Christy Altomare arrived in Carmel two days before she had taken the stage to sing songs from “Ever After” in front of an audience.
“They gave me six songs before I got here, and when I got here they cut two songs and added two new songs,” said Altomare, who starred in Broadway’s “Anastasia.” “You’re always flying by the seat of your pants.
“This team is exceptional. Carmel has treated us like royalty.”
Altomare and fellow Broadway performer Corey Cott arrived near the end of founder Joel Kirk’s Discovering Broadway’s writers’ retreat for the pre-Broadway process of “Ever After.” The two performed songs during two performances May 23 at Feinstein’s at the Hotel Carmichael in Carmel.
Kirk, a 2012 Carmel High School graduate, hosted “The Devil Wears Prada” writers’ retreat in February.
Cott and Altomare had previously done separate table readings for “Ever After.”
Altomare and Cott won’t necessarily be cast in “Ever After,” but both would like the opportunity if they were offered the role and weren’t committed to another show.
“If they would ever ask me to do this, in a heartbeat I would say yes,” Altomare said.
Cott said learning the songs quickly was challenging.
“But we’re game for the challenge,” Cott said. “Sometimes you learn new lines and have to put it in that night.”
Producer Kevin McCollum said the Discovering Broadway event at Feinstein’s was like a TED Talk with music.
Composer Zina Goldrich worked with lyricist and co-bookwriter Marcy Heisler, co-bookwriter Kate Wetherhead and director Marlo Hunter during the writers’ retreat.
“I’m a music person.

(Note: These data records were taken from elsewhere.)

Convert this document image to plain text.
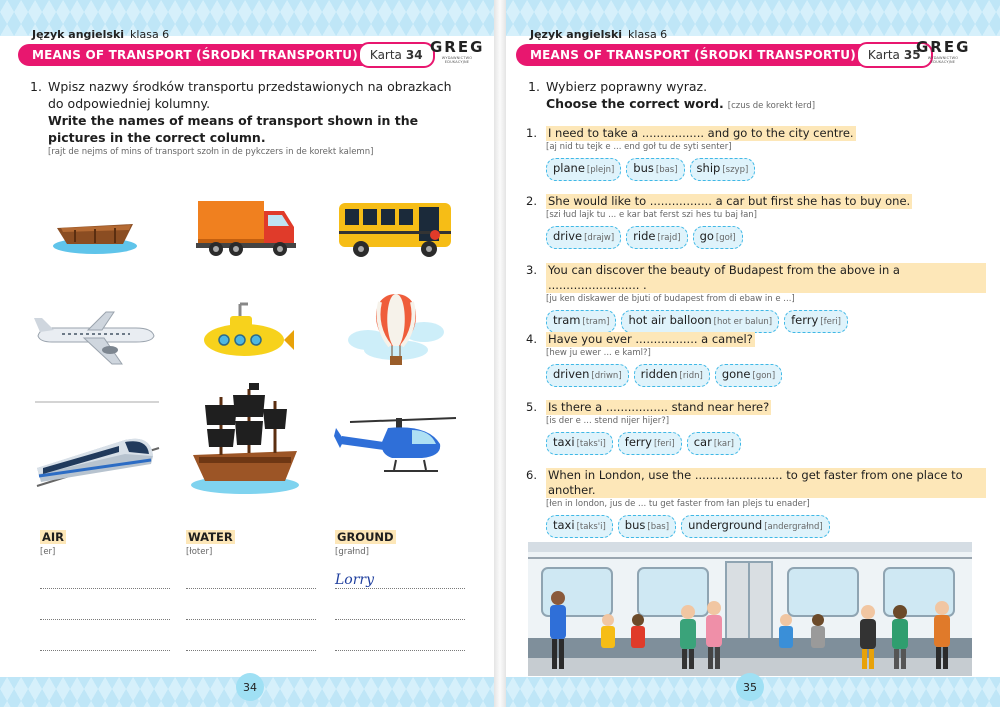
Język angielski klasa 6
MEANS OF TRANSPORT (ŚRODKI TRANSPORTU) Karta 34 GREG
WYDAWNICTWO EDUKACYJNE
1. Wpisz nazwy środków transportu przedstawionych na obrazkach do odpowiedniej kolumny.
Write the names of means of transport shown in the pictures in the correct column.
[rajt de nejms of mins of transport szołn in de pykczers in de korekt kalemn]
AIR
[er]
WATER
[łoter]
GROUND
[grałnd]
Lorry
34
Język angielski klasa 6
MEANS OF TRANSPORT (ŚRODKI TRANSPORTU) Karta 35
GREG
WYDAWNICTWO EDUKACYJNE
1. Wybierz poprawny wyraz.
Choose the correct word. [czus de korekt łerd]
1. I need to take a ................. and go to the city centre.
[aj nid tu tejk e ... end goł tu de syti senter]
plane [plejn]	bus [bas]	ship [szyp]
2. She would like to ................. a car but first she has to buy one.
[szi łud lajk tu ... e kar bat ferst szi hes tu baj łan]
drive [drajw]	ride [rajd]	go [goł]
3. You can discover the beauty of Budapest from the above in a ......................... .
[ju ken diskawer de bjuti of budapest from di ebaw in e ...]
tram [tram]	hot air balloon [hot er balun]	ferry [feri]
4. Have you ever ................. a camel?
[hew ju ewer ... e kaml?]
driven [driwn]	ridden [ridn]	gone [gon]
5. Is there a ................. stand near here?
[is der e ... stend nijer hijer?]
taxi [taks'i]	ferry [feri]	car [kar]
6. When in London, use the ........................ to get faster from one place to another.
[łen in london, jus de ... tu get faster from łan plejs tu enader]
taxi [taks'i]	bus [bas]	underground [andergrałnd]
35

I just need a quiet space and a keyboard and one of Marcy’s gorgeous lyrics,” Goldrich said. “We had the privilege of focus. We were just here to do this show and being here and talking about it every day. At the end of the day, we got to enjoy your beautiful city. We came back and did some more work.”
Wetherhead said the experience created “a cocoon of creativity.”
Wetherhead said they can discuss things virtually, but nothing compares to spending eight or nine hours together.
“It grows and blossoms when you have all brains working together,” Wetherhead said.
Goldrich said she has always loved the 1998 movie “Ever After,” which is another take on “Cinderella,” without the fairy tale aspect. When watching the movie, Goldrich said she could envision songs that could fit in the story.